Cependant, ces budgets sont alimentés par des ressources fiscales locales dont le
volume varie d’une entité administrative à une autre, en raison des données
géographiques, socio – démographiques, naturelles, etc… propres à chaque entité et
conditionnant le niveau de l’activité économique y développé et donc celui de la
fiscalité. Situation de nature d’une part, à mettre en péril l’obligation qu’ont en règle
générale les pouvoirs publics (l’Administration centrale très particulièrement) d’assurer
l’équité entre les citoyens et le respect de leur droit à avoir accès à des services publics
de même niveau où qu’ils se trouvent sur le territoire national, et d’autre part à générer
des distorsions économiques, et donc des déséquilibres de développement
économique. D’où l’impérieuse nécessité pour les administrations centrales des états
fédéraux (ou des états décentralisés) de mettre en place des mécanismes d’ajustement
des ressources des administrations décentralisées.

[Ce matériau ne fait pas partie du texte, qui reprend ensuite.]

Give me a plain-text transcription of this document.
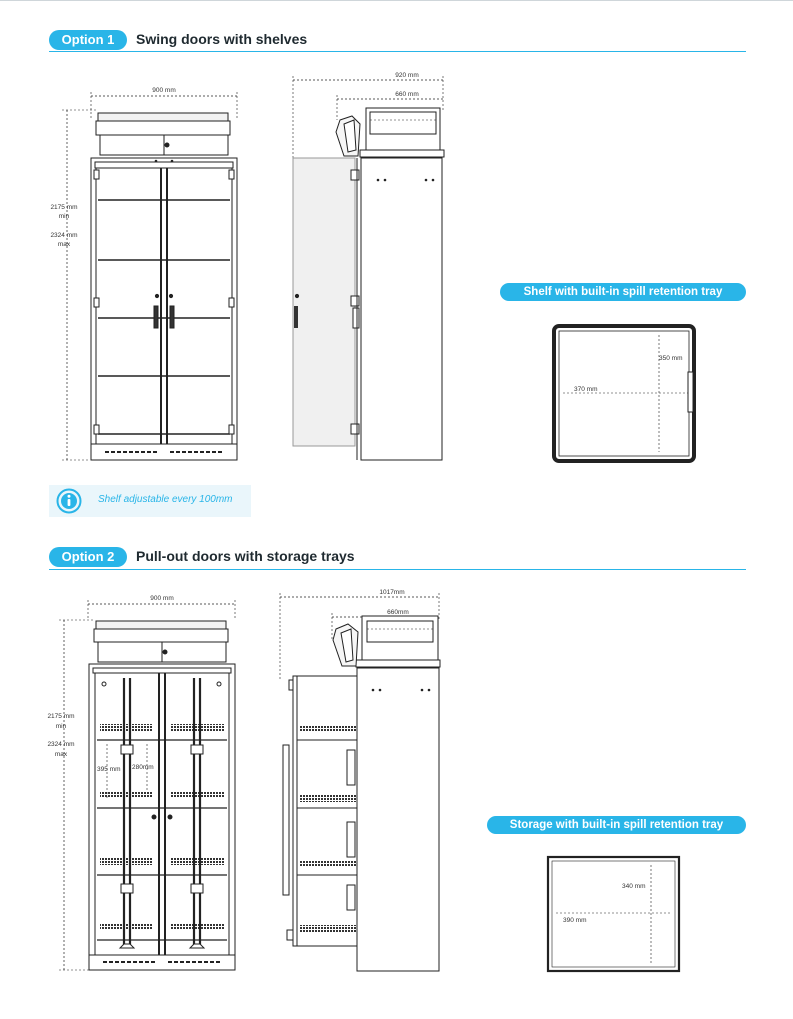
Option 1	Swing doors with shelves
Option 2	Pull-out doors with storage trays
Shelf with built-in spill retention tray
Storage with built-in spill retention tray
Shelf adjustable every 100mm
900 mm
2175 mm
min
2324 mm
max
920 mm
660 mm
350 mm
370 mm
900 mm
2175 mm
min
2324 mm
max
395 mm 280mm
1017mm
660mm
340 mm
390 mm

C’est dans l’engrenage de ces
mécanismes actifs au sein des finances publiques nationales qu’est en œuvre celui qui
fait l’objet de ce document : « la péréquation » financière.
Son cadre d’opération ainsi circonscrit, la péréquation consiste, d’un point de vue
universellement admis, à opérer des transferts budgétaires d’une administration
7(centrale) donnée vers d’autres administrations de niveau inférieur dans le but
d’égaliser les capacités de ces dernières à fournir des services publics de même niveau
avec des régimes fiscaux sensiblement comparables. Ainsi dit, la péréquation vise à
« niveler » la situation des administrations décentralisées en matière de prestations de
services en les rapprochant d’une situation où elles ont toutes, potentiellement, à peu
près les mêmes moyens pour fournir des services de base comparables aux administrés.